Дарен плюхнулся на стул и бросил:
— Я один напивался.
— Тем более.
— Ну ты-то хоть помолчи?.. — он вскинул голову и тут же поморщился.
— Больно? — участливо спросила Веля и потянулась пальцами к свежей ссадине на виске.
— Не трогай. Не умру.
Девушка отдернула руки и насупилась, явно обидевшись. Ждан нащупал под столом ее руку и, легонько сжав, глазами сказал:
"Да что ты из-за этого придурка расстраиваться будешь!"
Веля хотела было сказать, что "из-за этого придурка" она только радоваться может, но не пересказывать же им свой сон, на который не поскупилась Осень?

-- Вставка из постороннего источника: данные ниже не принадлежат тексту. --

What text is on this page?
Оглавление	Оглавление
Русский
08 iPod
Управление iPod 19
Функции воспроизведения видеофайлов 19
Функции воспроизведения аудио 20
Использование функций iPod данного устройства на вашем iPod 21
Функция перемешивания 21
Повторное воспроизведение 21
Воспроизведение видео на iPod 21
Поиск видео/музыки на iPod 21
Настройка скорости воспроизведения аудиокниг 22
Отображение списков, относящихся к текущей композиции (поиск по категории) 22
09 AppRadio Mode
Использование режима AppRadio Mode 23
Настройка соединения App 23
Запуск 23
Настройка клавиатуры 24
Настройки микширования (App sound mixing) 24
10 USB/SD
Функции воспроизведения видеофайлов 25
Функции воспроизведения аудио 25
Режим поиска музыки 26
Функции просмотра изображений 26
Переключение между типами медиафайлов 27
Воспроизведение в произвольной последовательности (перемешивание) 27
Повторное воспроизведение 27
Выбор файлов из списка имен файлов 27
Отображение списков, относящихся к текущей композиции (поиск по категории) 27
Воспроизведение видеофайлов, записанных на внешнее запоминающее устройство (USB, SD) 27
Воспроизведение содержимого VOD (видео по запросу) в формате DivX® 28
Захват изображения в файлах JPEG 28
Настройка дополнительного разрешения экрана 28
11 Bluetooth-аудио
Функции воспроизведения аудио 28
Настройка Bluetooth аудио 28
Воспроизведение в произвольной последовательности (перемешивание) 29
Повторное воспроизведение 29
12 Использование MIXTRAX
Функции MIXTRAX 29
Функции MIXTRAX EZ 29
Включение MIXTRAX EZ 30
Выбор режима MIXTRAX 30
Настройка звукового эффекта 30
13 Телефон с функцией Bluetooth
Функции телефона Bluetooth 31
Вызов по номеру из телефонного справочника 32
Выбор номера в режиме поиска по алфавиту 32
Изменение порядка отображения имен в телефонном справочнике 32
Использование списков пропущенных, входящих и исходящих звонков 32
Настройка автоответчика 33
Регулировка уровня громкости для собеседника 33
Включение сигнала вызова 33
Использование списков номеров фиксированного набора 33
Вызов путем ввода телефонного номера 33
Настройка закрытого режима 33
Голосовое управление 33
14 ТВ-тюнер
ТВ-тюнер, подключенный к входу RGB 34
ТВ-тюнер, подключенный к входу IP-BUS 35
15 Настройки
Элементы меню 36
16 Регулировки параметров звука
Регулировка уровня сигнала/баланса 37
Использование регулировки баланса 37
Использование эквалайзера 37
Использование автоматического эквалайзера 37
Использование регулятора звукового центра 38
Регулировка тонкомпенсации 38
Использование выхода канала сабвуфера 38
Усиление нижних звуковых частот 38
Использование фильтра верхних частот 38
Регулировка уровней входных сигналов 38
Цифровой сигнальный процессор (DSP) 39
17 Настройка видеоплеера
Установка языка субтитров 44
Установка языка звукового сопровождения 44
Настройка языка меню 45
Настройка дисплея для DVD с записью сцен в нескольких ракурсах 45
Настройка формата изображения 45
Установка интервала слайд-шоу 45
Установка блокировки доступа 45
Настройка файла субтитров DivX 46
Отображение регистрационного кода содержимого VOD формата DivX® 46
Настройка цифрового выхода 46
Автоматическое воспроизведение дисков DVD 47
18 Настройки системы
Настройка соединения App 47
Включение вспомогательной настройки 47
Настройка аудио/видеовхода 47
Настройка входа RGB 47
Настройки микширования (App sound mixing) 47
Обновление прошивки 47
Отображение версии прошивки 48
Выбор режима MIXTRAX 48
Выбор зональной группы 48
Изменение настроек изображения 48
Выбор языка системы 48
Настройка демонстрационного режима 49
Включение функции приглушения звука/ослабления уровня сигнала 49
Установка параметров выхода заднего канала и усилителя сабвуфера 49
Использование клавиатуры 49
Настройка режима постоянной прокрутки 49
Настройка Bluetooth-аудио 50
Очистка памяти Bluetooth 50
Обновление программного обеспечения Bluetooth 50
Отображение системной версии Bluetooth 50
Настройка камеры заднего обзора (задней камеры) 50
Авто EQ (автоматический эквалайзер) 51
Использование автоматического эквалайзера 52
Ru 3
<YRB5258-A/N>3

Пусть и приятный… Но ведь не для всех.
Дар одним глотком осушил принесенную заботливым хозяином кружку с рассолом и более миролюбиво поинтересовался:
— Я так понимаю, спрашивать, зачем вы меня искали — глупо?
— Абсолютно верно понимаешь, — усмехнулся Яромир.
— Значит, все знаете?
— Все! — охотно подтвердила Велимира, — и про тебя, и про пророчество, и про камень…
— …и про то что у стен тоже есть уши, — с наигранно безмятежной улыбкой перебил ее шатренец и укоризненно заметил: — Веля, ты взрослая девушка. Остальным эти, без сомнения, важные, сведения знать вовсе не обязательно.
"Взрослая девушка" недоуменно оглянулась и неуверенно возразила:
— Так нет никого же…
— Если ты никого не видишь, это не значит, что никого нет.
Дарен молчал, а потом спросил невпопад:
— А деньги у вас откуда?
Друзья задумались: а и вправду, откуда? Последние стрибрянники Яромир вчера выгреб на ночлег, а за еду платил…
И все дружно посмотрели на Ждана. Парень покраснел и замялся:
— Ну, завалялось у меня несколько монеток…
— Я надеюсь, ты не крал денег? — уточнила девушка.
— Нет, конечно! — неискренне засмеялся тот, — с чего ты подумала? Просто забыл вам сказать о них…
Яромир подозрительно посмотрел на него.
— Да? Забыл, говоришь? А взял ты их откуда? В камере подобрал?
— Начинается… — проворчал парень, и Веля решила пресечь начинающуюся перепалку на корню:
— Сейчас это не так важно, главное, что Дарен нашелся.
— Я не терялся, — угрюмо ответил войник, и шатренец тут же переключился на него:
— Неужели?
Войник промолчал, вертя в руках кружку.
— Не спорю: как это было красиво с твоей стороны — удрать, перепугать до смерти девушку, обставив собственную смерть. Тут уже не дружбой попахивает, а чем-то другим.